Results of frontline nivolumab combined with ipilimumab in advanced NSCLC, regardless of PD-L1 expression status, were presented at the 2019 ESMO Congress. The final analysis was from part 1 of the phase III CheckMate-227 trial, demonstrating that PD-1 and CTLA-4 inhibition is effective in this patient population.2,3
In a cohort of patients with PD-L1 expression ≥1%, the median OS with nivolumab and ipilimumab compared with chemotherapy was 17.1 months and 14.9 months, respectively (HR, 0.79; 97.72% CI, 0.65-0.96; P = .007). Moreover, the median OS was 17.1 months with the combination and 13.9 months with chemotherapy in patients regardless of PD-L1 expression status (HR, 0.73; 95% CI, 0.64-0.84).
Data also showed that, in the cohort of patients with PD-L1 ≥1% expression, the 1- and 2-year OS rates were 63% and 40% with nivolumab/ipilimumab and 56% and 33% with chemotherapy, respectively.
Moreover, an exploratory analysis of the nivolumab/ipilimumab combination, single-agent nivolumab, and chemotherapy-alone arms in patients whose tumors had PD-L1 expression ≥1% were also presented at the meeting. Here, the median OS was 17.1 months, 15.7 months, and 14.9 months, respectively (HR for nivolumab/ipilimumab vs chemo, 0.79; 97.72% CI, 0.65-0.96; HR for nivolumab vs chemotherapy, 0.88; 97.72% CI, 0.75-1.04). The 1-year OS rates for the combination, nivolumab, and chemotherapy were 63%, 57%, and 56%; the 2-year OS rates were 40%, 36%, and 33%, respectively.
By blinded independent central review, the median duration of response was 23.2 months, 15.5 months, and 6.2 months for nivolumab/ipilimumab, nivolumab, and chemotherapy, respectively. The rates of patients in response at 1 year were 64%, 63%, and 28%, respectively; the rates of those in response at 2 years were 49%, 40%, and 11%, respectively.
In part 1b of patients with PD-L1 expression <1%, the median OS was 17.2 months, 15.2 months, and 12.2 months with nivolumab/ipilimumab, nivolumab/chemotherapy, and chemotherapy, respectively (HR for nivolumab/ipilimumab vs chemotherapy, 0.62; 95% CI, 0.48-0.78; HR for nivolumab/chemotherapy vs chemotherapy, 0.78; 95% CI, 0.60-1.02) The 1-year OS rates with nivolumab/ipilimumab, nivolumab/chemotherapy, and chemotherapy were 60%, 59%, and 51%, respectively; the 2-year OS rates were 40%, 35%, and 23%, respectively.

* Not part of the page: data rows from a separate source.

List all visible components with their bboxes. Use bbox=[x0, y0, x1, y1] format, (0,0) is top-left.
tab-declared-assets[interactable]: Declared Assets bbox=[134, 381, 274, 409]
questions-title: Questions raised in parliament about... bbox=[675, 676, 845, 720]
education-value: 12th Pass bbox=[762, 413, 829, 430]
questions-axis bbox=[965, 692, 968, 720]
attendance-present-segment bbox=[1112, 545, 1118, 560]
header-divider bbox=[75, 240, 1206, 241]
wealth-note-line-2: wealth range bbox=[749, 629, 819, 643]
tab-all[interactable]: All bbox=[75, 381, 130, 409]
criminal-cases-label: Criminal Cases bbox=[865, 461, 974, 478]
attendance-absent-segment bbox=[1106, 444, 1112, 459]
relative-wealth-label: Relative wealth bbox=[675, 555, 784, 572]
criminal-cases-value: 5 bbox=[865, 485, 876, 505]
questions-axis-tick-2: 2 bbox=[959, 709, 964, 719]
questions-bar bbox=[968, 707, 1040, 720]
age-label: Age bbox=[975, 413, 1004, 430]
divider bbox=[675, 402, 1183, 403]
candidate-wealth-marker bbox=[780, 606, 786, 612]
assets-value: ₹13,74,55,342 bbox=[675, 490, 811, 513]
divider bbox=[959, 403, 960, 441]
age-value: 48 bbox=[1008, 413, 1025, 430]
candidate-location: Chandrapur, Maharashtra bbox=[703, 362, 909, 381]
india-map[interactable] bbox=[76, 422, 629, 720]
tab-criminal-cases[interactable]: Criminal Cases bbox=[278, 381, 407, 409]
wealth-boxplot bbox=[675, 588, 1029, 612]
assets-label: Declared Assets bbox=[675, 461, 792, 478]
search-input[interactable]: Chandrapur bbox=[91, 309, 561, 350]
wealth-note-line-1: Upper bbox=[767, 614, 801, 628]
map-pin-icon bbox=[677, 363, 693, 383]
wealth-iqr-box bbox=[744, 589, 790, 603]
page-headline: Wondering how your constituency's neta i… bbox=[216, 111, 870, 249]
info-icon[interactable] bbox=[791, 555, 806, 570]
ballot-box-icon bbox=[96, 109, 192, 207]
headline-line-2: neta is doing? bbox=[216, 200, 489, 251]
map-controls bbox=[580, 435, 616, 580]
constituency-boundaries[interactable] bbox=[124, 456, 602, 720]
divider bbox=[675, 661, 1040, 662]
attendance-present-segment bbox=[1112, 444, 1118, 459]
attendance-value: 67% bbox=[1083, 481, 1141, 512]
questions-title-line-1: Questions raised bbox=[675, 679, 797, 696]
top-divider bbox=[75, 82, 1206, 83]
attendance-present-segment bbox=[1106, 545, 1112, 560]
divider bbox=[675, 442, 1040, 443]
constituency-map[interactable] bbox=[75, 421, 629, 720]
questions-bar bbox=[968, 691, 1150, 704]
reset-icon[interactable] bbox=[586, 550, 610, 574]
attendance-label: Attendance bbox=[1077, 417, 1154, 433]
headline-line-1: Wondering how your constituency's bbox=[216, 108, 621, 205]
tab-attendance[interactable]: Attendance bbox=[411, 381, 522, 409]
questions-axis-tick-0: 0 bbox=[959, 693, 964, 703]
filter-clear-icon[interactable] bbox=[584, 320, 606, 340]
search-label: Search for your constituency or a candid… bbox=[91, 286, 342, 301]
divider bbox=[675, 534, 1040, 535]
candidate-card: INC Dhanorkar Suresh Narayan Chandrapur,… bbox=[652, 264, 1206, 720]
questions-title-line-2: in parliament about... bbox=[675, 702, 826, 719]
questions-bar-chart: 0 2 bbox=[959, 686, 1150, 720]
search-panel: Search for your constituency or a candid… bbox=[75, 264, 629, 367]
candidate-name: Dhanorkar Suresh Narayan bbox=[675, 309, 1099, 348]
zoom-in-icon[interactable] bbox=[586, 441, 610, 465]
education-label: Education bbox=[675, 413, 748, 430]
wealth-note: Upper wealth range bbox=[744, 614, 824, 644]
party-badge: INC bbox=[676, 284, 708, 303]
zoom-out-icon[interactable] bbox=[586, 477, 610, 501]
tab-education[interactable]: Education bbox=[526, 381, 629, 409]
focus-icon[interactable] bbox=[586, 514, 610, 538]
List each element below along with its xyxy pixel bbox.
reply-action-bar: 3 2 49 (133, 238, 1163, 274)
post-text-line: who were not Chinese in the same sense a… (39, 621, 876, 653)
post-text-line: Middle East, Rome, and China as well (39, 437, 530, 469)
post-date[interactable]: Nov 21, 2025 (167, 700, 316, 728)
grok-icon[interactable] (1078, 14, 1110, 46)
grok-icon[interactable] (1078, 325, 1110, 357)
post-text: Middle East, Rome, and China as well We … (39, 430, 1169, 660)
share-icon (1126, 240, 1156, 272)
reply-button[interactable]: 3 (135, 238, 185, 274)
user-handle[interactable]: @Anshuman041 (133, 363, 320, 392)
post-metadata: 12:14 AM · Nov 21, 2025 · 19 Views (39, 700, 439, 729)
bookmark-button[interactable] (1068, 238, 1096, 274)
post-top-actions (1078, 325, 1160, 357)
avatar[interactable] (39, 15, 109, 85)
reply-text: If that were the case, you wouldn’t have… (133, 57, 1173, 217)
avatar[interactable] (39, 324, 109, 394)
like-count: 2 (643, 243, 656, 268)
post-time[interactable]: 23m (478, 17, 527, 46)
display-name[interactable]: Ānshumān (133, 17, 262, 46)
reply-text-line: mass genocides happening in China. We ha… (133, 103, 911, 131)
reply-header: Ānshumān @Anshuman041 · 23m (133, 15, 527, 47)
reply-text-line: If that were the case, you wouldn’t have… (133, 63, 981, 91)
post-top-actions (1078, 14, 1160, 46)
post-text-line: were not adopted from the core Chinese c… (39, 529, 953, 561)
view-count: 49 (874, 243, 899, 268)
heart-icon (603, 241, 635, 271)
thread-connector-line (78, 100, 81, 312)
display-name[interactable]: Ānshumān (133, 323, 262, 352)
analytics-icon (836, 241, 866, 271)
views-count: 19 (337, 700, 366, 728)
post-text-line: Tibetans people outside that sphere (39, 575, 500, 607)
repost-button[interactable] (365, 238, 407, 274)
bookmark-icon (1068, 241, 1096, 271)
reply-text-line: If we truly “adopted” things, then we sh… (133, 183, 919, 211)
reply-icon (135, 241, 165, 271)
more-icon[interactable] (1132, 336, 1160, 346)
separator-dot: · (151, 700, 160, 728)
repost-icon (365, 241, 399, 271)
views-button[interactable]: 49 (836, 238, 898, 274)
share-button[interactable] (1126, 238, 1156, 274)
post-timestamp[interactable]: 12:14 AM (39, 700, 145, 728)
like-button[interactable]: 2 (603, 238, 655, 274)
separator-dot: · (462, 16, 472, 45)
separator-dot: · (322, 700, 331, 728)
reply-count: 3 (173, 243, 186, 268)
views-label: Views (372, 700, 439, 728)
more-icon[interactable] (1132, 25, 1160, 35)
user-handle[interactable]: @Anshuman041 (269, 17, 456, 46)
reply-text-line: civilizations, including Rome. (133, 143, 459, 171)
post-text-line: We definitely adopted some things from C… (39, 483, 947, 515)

For all randomized patients, regardless of PD-L1 expression status, the 1-year OS rates with nivolumab/ipilimumab and chemotherapy were 62% and 54%, respectively; the 2-year OS rates were 40% and 30%, respectively.
No new safety findings of the combination were reported with longer follow-up. Grade 3/4 treatment-related adverse events were reported in 33%, 19%, and 36% of patients in the nivolumab/ipilimumab, single-agent nivolumab, and chemotherapy arms, respectively.
Nivolumab is currently approved by the FDA for the treatment of patients with metastatic NSCLC with progression on or after platinum-based chemotherapy. Those with EGFR or ALK genomic tumor aberrations should have disease progression on an indicated therapy for these aberrations prior to receiving the PD-1 inhibitor.